On sait peu de chose de Remi-Fursy Descarsin, peintre français né en 1747, protégé du comte de Provence, le futur roi Louis XVIII, si ce n’est qu’il est un portraitiste actif à Paris dans le dernier tiers du XVIIe siècle. « La mort, peut-on lire sous le tableau, s’avoue vaincue. Elle vient d’être fait échec et mat. » La faucheuse, cependant, guigne dangereusement de coup du bon docteur. Prémonition de l’artiste : ses sympathies monarchiques le conduisent à la guillotine, à Nantes, le 14 novembre 1793 à l’âge de 46 ans.

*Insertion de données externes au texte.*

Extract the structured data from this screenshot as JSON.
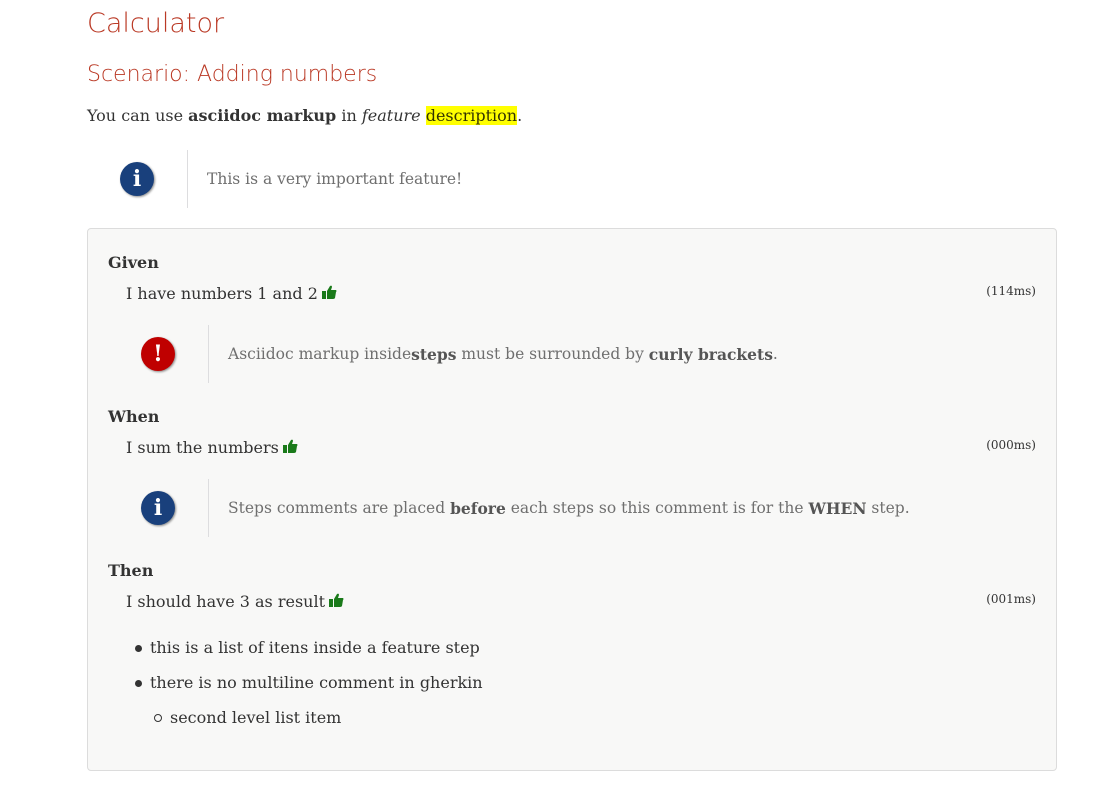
{
  "feature": {
    "title": "Calculator"
  },
  "scenario": {
    "title": "Scenario: Adding numbers",
    "description": {
      "t1": "You can use ",
      "b1": "asciidoc markup",
      "t2": " in ",
      "i1": "feature",
      "t3": " ",
      "mark": "description",
      "t4": "."
    }
  },
  "note": {
    "icon": "info-icon",
    "text": "This is a very important feature!"
  },
  "steps": {
    "given": {
      "keyword": "Given",
      "text": "I have numbers 1 and 2",
      "duration": "(114ms)",
      "comment": {
        "icon": "warning-icon",
        "t1": "Asciidoc markup inside ",
        "b1": "steps",
        "t2": " must be surrounded by ",
        "b2": "curly brackets",
        "t3": "."
      }
    },
    "when": {
      "keyword": "When",
      "text": "I sum the numbers",
      "duration": "(000ms)",
      "comment": {
        "icon": "info-icon",
        "t1": "Steps comments are placed ",
        "b1": "before",
        "t2": " each steps so this comment is for the ",
        "b2": "WHEN",
        "t3": " step."
      }
    },
    "then": {
      "keyword": "Then",
      "text": "I should have 3 as result",
      "duration": "(001ms)",
      "list": [
        "this is a list of itens inside a feature step",
        "there is no multiline comment in gherkin",
        "second level list item"
      ]
    }
  },
  "colors": {
    "heading": "#ba3925",
    "highlight": "#ffff00",
    "pass": "#1a7a1a",
    "info": "#19407c",
    "warning": "#bf0000"
  }
}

Le dix-huitième siècle fut caractérisé par la confiance en la raison et le progrès de la science et du savoir. Dans ce contexte, la lutte de la médecine contre la maladie est institutionnalisée. La maladie cesse d’être une diablerie et la superstition et la foi cèdent la place à la recherche et à la science. Le médecin et le pharmacien remplacent le sorcier et le prêtre. Parallèlement, les bases de la santé publique future sont posées. L’innocence de l’époque imaginait un avenir où la maladie serait éradiquée par la Raison. Descarsin illustre cette foi dans la science par une partie d’échecs entre le médecin (le fait d’être anonyme le rend universel, représentant le médicament lui-même) et la mort, représentée d’une manière traditionnelle, un squelette couvert par un linceul et portant la faux. Le triomphe de la science fait reculer la mort. Que cette victoire ne soit pas facile, est explicite : le bon docteur a dû vaincre la mort par le plus difficile des mats élémentaires K N B contre K.

Le modèle de pièces est de style Régence caractéristique de l’époque, utilisé par Philidor et son maître, le seigneur de Légal, dans le plus célèbre des cafés où l’on jouait aux échecs : le Café de la Régence à Paris.